Tour de CLARIN: South Africa

Submitted by Karina Berger on

Written by Liané van den Bergh and Juan Steyn

The South African Centre for Digital Language Resources (SADiLaR) forms part of the South African Research Infrastructure Roadmap (SARIR) programme of the South African government’s Department of Science and Innovation (DSI). SADiLaR joined CLARIN as an observer in 2018 and is the only digital language research centre outside Europe which forms part of the European CLARIN research network as a C-Centre (a metadata providing centre). Current efforts are directed towards SADiLaR becoming a B-Centre (a service providing centre) in the near future.

SADiLaR’s mandate is to support researchers through facilitating the creation and access to digital data through its Digitization Programme and building overall research capacity through training and dissemination activities as part of its Digital Humanities programme.

Langa Khumalo, director of SADiLaR.

SADiLaR is a multi-partner entity located at the North-West University (NWU) – which functions as a host and hub of a network of linked nodes, comprising:

  • the University of Pretoria (Department of African Languages)
  • the University of South Africa (Department of African Languages)
  • the Council of Scientific and Industrial Research (HLT Research Group)
  • the North West University (Centre for Text Technology)
  • the Inter-Institutional Centre for Language Development and Assessment (ICELDA).

SADiLaR runs two programmes to support the South African research community:

Our digitisation programme entails the systematic creation of relevant digital text, speech, and multi-modal technologies and resources primarily related to the eleven official languages of South Africa. Currently, SADiLaR facilitates access to 378 resources of which 238 are downloadable through a dedicated online repository, which is harvested by the Virtual Language Observatory ( ). Prominent tools and technologies include the NCHLT text processing web services and the Autshumato machine translation web services, as well as other downloadable applications and software packages for use within the HLT and domains.

Our Digital Humanities programme facilitates the building of research capacity by promoting and supporting the use of digital data and innovative (computational) methodological approaches within the Humanities and Social Sciences. This has been done primarily through the commissioning and support of more than sixty workshops, conferences and events within Digital Humanities and Social Sciences since 2017. SADiLaR Workshops have covered a wide variety of topics such as use of domain applicable computational tools and approaches as well as general awareness related to what the broad domain of Digital Humanities entails.

These programmes make an impact in three domains:

Language technology domain: As part of the South African Constitution, all our official languages are guaranteed parity of esteem and must be treated equitably. However, the reality is that almost all of our languages are under-resourced. For this reason, a key part of what the centre does is creating new high-level resources and natural language processing tools for all South African languages. This is needed to ensure that our language communities and researchers can have access to technologies and datasets that support research and societal equity of access, where language can be a barrier. Practical technologies that are generated and refined using SADiLaR language resources include machine translation engines for local languages, automatic speech recognition systems, text-to-speech systems, speech-to-speech translation systems, interactive communication systems, as well as a variety of text-related applications such as grammar and spelling checkers, and online electronic dictionaries.

Humanities and Social Sciences domain: Having resources and technologies available is only part of the solution, as it is also necessary for scholars to be able to access and effectively use them. Therefore, SADiLaR actively works toward establishing communities of practice via initiatives for building centralised research capacity. Capacity building ranges from raising awareness about what is available and how researchers can get involved with SADiLaR activities, as well as practical training pertaining to the use of digital data, innovative research methods, and software tools. Through this SADiLaR hopes to enable South African scholars to ask and pursue previously unanswerable questions within their respective disciplines.

Socio-economic domain: Reusable digital language resources are important building blocks that can be used not just for researcher activities, but also by commercial entities to build end-user applications that have a direct impact for language communities.
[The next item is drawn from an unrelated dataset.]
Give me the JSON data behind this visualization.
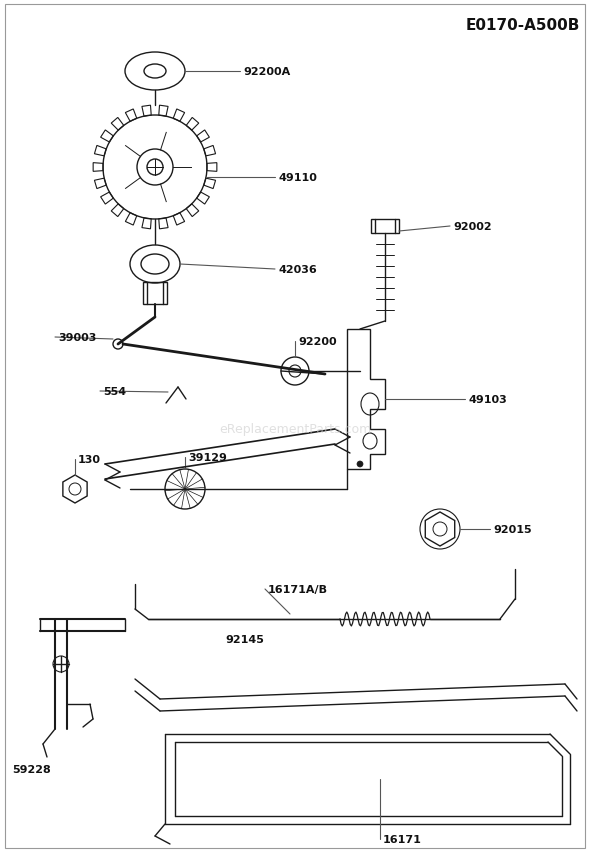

A practical example of this is a recent application called AwezaMed COVID-19, which was developed by a SADiLaR node and aims to remove the communication barriers between health providers and patients. This application was initially developed for maternal healthcare and obstetrics, but was adapted as part of the South African response to the COVID-19 pandemic. The application features speech recognition, machine translation, and text-to-speech developed by the Council for Scientific and Industrial Research in partnership with Aweza. The full report is available online. There is also a YouTube video which shows how the system functions. It is also a good example of how the research outputs are having a translational impact through collaboration with private sector companies and the healthcare sector.